Pajamas Media, the company that announced that it was going to revolutionize some aspects of the Internet in terms of bringing various bloggers together, offering a new advertising package, and earning bloggers more $$$$ for their mostly freebie writings, did some soul-searching on Thanksgiving Day.
It came in the form of this “blogjam” discussion on where the concept is and how it can improve. The participants: members of the PJ editorial board.
Today’s panelists, all members of Pajamas Media’s Editorial Advisory Board, will be carving up the turkey that was OSM (Open Source Media) and has now been reborn as Pajamas Media. What is our new identity, and what does it mean for us moving forward?
Read it yourself and make your own judgments. Our initial view is that the group again makes a mistake by limiting this soul-searching to its big-name elites versus the other bloggers who signed on.
Jeff Jarvis has an even stronger reaction here. Read it all yourself, but here’s a small portion:
Well Pajamas Media, nee OSM, nee Open Source Media, nee Pajamas Media is trying to do some navel-gazing on Thanksgiving and one thing becomes painfully, loudly, self-apparently apparent: They have no idea what they want to be or why they exist. Which is what I’ve said from the start. Really: Just read the closed-loop discussion among only the PM people — no outsiders allowed, no comments allowed….
…Here’s the challenge, folks: Stand back and see whether you can agree on just one thing. Finish this sentence in no more than 10 words: Pajamas Media is _________________.
Jarvis says all other discussions are meaningless until this can be answered.
And, indeed, if PJ flops it’ll be because it was WAY over-hyped. There were national news stories, hundreds of weblog posts, about how it was going to be a revolutionary concept that would take blogging to a higher level — where it would compete with (and some suggested would even show up) the mainstream media and make blogging profitable (which it isn’t for most people who do it).

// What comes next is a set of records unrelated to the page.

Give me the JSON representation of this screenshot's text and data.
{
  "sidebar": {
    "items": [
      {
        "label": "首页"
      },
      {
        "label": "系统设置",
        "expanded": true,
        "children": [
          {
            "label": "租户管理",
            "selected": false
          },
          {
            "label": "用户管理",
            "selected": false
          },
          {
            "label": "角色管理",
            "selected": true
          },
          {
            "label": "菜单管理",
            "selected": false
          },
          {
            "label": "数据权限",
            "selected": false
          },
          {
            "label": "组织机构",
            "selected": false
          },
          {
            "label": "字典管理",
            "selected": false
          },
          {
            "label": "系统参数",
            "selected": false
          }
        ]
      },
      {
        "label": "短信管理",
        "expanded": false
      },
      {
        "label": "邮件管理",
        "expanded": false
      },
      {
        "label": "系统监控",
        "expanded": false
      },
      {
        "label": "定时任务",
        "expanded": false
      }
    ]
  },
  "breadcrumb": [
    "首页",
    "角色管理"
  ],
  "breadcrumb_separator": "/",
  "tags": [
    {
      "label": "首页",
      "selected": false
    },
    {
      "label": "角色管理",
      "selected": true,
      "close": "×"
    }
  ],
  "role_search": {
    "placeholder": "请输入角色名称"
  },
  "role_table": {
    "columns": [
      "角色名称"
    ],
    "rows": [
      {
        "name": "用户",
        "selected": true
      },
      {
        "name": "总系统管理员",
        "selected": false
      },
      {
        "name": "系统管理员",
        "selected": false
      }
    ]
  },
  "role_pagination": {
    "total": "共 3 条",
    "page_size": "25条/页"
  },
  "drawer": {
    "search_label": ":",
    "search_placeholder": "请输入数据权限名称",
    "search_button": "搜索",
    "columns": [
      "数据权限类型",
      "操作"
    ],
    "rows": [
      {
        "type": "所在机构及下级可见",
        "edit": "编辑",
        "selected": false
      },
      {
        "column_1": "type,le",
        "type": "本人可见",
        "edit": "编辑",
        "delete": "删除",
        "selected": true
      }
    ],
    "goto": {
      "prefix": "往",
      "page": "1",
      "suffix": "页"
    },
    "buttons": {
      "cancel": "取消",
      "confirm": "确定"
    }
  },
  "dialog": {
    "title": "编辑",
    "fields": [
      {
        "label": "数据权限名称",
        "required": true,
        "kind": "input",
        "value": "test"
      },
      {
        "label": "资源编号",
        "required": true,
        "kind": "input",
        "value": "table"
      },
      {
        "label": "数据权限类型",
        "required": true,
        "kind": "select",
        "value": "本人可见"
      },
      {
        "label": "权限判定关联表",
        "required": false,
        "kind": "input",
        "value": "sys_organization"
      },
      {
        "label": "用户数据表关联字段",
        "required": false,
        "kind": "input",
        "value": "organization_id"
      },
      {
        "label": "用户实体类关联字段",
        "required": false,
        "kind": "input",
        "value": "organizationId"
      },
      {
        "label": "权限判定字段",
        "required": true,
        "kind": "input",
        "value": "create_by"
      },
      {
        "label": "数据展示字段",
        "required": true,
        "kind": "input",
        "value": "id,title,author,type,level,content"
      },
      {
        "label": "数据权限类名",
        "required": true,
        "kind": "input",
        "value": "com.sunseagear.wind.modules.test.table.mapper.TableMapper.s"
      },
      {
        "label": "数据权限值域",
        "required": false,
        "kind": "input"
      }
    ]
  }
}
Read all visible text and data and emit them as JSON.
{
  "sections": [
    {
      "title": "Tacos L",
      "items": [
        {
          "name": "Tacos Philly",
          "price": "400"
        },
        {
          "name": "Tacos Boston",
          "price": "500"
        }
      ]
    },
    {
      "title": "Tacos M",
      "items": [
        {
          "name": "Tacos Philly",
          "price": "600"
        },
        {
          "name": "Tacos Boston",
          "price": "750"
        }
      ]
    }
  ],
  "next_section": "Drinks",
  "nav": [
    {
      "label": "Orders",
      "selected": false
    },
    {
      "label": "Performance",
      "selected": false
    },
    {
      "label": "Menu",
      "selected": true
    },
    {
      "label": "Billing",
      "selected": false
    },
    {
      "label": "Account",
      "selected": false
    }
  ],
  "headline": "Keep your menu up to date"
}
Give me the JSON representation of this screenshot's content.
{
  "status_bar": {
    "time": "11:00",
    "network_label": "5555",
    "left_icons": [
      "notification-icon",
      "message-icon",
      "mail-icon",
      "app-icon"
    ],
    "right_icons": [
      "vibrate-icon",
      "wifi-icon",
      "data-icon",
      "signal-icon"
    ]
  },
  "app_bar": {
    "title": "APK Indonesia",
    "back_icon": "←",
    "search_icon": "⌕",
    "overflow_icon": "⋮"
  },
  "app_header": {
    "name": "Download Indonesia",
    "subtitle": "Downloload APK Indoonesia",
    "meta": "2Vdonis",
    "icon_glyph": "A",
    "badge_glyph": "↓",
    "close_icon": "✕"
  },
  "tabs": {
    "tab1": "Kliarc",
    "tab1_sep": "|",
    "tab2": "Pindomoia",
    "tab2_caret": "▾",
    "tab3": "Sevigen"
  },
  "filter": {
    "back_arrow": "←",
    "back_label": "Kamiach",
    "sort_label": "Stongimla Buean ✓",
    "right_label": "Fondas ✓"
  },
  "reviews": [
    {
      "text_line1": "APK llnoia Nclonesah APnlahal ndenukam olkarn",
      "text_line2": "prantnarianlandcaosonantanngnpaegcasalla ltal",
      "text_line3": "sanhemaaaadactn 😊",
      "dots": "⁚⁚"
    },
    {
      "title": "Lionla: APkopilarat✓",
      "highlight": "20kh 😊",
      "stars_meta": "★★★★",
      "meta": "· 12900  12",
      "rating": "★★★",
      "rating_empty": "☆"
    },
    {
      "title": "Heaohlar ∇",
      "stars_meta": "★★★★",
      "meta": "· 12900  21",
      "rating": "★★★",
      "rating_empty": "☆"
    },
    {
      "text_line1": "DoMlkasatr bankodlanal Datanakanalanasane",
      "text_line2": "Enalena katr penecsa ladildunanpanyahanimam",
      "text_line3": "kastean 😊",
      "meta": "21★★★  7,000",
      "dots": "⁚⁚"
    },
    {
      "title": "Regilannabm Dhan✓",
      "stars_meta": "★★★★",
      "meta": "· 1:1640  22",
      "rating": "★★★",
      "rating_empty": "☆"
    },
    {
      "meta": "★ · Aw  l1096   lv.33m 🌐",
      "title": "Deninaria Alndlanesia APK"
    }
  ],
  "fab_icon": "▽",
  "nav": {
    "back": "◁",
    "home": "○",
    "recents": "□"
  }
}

In the end, internal dynamics resulted in the group insulting many bloggers from varying viewpoints who felt left out and rejected and you can’t look at what has emerged and feel it is anything more than this: one more new blog. Nothing more. Nothing revolutionary. It IS worth blogrolling (we put it under Other Voices on the right of this page).
But a new era?
Right now it’s as revolutionary to blogging and media as Costco coming out with a new frozen pizza would be to frozen pizza.